While Friday’s ruling came as a clear victory for the state of Texas, it also signaled the judge’s intention to dig deeper into the matricula consular issue at an upcoming evidentiary hearing. That hearing could take the case into the thicket of national immigration politics and, potentially, on a path toward how states can – and perhaps should – authenticate documents for US-born children of immigrants, without exposing their parents to deportation risk.

The issue of US birth rights, epitomized by a US birth certificate, pushes national political buttons, especially after several Republican presidential candidates criticized a so-called “anchor baby” phenomenon, and then suggested the US ditch the 14th Amendment, which grants citizenship to anyone born in the US.

While it’s not clear if Texas’ actions are fueled by immigration politics, the central state complaint – that the matricula consulars aren’t reliable – does have some merit. “Texas has a clear interest in protecting access to” birth certificates, Pitman wrote in denying the emergency stay.

The plaintiffs say Texas is arbitrarily denying the birth certificates, in violation of the children’s constitutional right to be declared US citizens. El Paso immigration attorney Kathleen Campbell Walker told The Christian Science Monitor in May that the state’s actions are “an example of our lack of understanding and lack of compassion.”

Pitman acknowledged that reality, as well, in his ruling.

The fact that parents would have to file for a special permission to enroll a child without a birth certificate in a US school could “expose them to potential criminal liability and removal from the United States,” Pitman wrote. In the same sweep, the judge said the state’s argument that a birth certificate isn’t a vital document “begs credulity.”

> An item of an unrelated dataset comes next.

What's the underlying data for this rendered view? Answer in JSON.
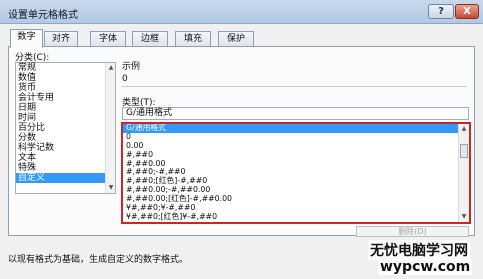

The matricula consular has been issued to expatriate Mexicans since 1871. It grew in popularity after Sept. 11, 2001, as the US cracked down on the international flow of money out of terror concerns. Dozens of states and hundreds of banks accept it as valid ID. Its primary purpose is to allow Mexican nationals living outside the country to wire money to family back home.

But the card is notoriously insecure, critics say. The FBI has testified to Congress that the matricula consular is highly vulnerable to fraud, even with its declared security features. The FBI has also pointed to a potential criminal threat posed by the cards, noting that narcotics traffickers are often found in possession of fraudulent matricula consulars.

According to a Congressional Research Service report from 2005, Mexico claims to have added security features to the matricula consular that thwarts identity fraud.

The plaintiffs’ strongest argument may be that Texas had long allowed the matricula consular as an identifying document for the parents on a birth certificate. The sudden shift, they argue, thus seems to have had more to do with national politics and anti-immigration fervor than any abiding state interest.

By Pitman ordering a full evidentiary hearing, the plaintiffs hope that an ultimate ruling will include a compromise by which immigrant parents can safely assure their identity in order to secure a vital document for their US-born babies.

In the end, Texas is obligated to create such a path, Texas Rio Grande Legal Aid attorney Jennifer Harbury said in a statement. The state “may not establish an obstacle course for these children alone,” she said.

Pew found in 2012 that more than 4.5 million US-born children lived with at least one undocumented parent. Officials estimate that around 11 million undocumented people currently call America home.